Mais Fabien Aufrechter voit bien plus que du simple buzz dans ces technologies décentralisées. Pour lui, concrètement, « le mot Blockchain fait vendre. Lorsque l’on associe ce mot à un produit, il se vend mieux ». Et prendre l’exemple désormais bien connu de Carrefour, qui a adopté la blockchain pour rendre la traçabilité de certains de ses produits plus transparente : et justement, « le produit blockchain se vend mieux, parce qu’il est plus rassurant ». Même si l’effet « buzzword » joue également.

« La guerre des portefeuilles numériques sera la prochaine guerre en matière de souveraineté. C’est là qu’il faut regarder. »
Fabien AufrechterDirecteur Sovereign Technologies, Havas

Autre usage avancé par le directeur Havas Sovereign Technologies, sécuriser des données sensibles, contre une destruction éventuelle, à l’instar de diplômes ou de données cadastrales.

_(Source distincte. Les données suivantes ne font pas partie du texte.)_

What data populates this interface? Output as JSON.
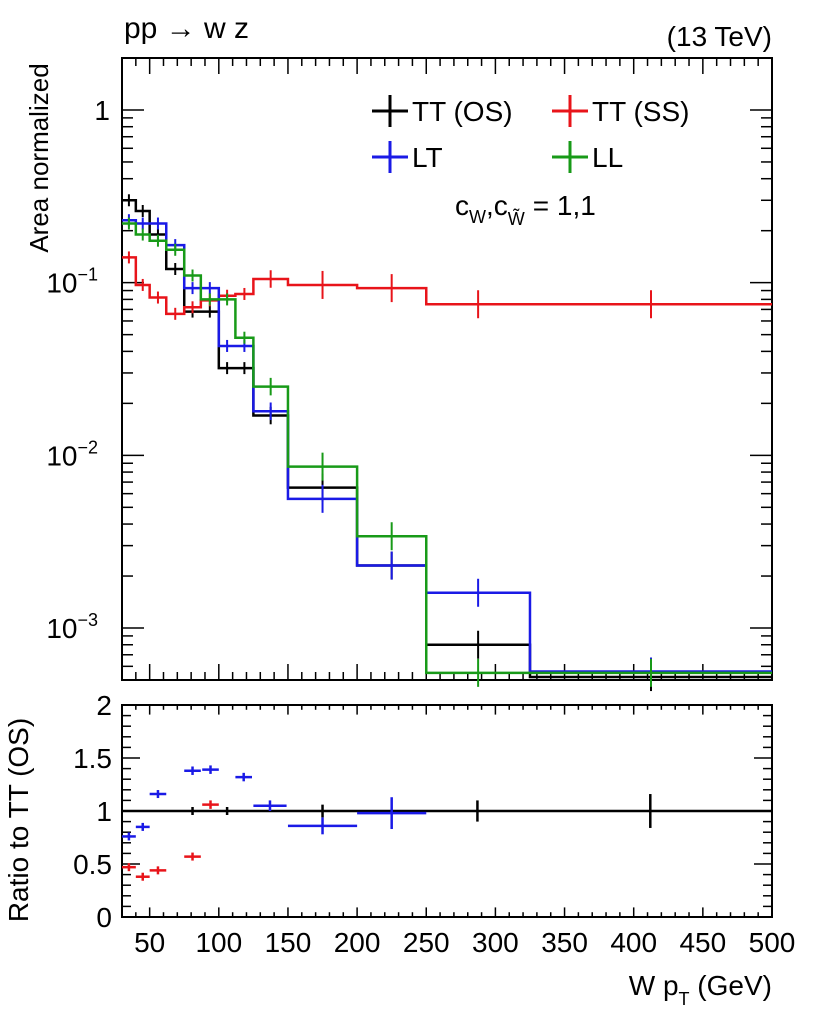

L’étape suivante, ce sont les NFT, les jetons non fongibles, qui rattachent un objet, physique ou virtuel, à une identité numérique : « certains artistes les utilisent pour vendre des œuvres digitales uniques », mais ce n’est pas tout. « Les NFT permettent aux Palaos de produire des passeports numériques uniques inviolables ». Les NFT permettent également de produire des doubles numériques – « qui n’est ni plus ni moins qu’un certificat d’appartenance », d’objets d’art par exemple. « Et en plus, on peut lier énormément de contenu à ces certificats ».

Mais pour Fabien Aufrechter, les entreprises doivent dès aujourd’hui regarder par-delà tout cela et se concentrer sur les portefeuilles de cryptoactifs : « ce sont eux qui captent la valeur », quelle que soit la cryptomonnaie. Et d’estimer que, « la guerre des portefeuilles numériques sera la prochaine guerre en matière de souveraineté. C’est là qu’il faut regarder ». Et cela d’autant plus que ces portefeuilles seront la clé du métavers : c’est là que tous objets et actifs numériques prendront leur pleine valeur.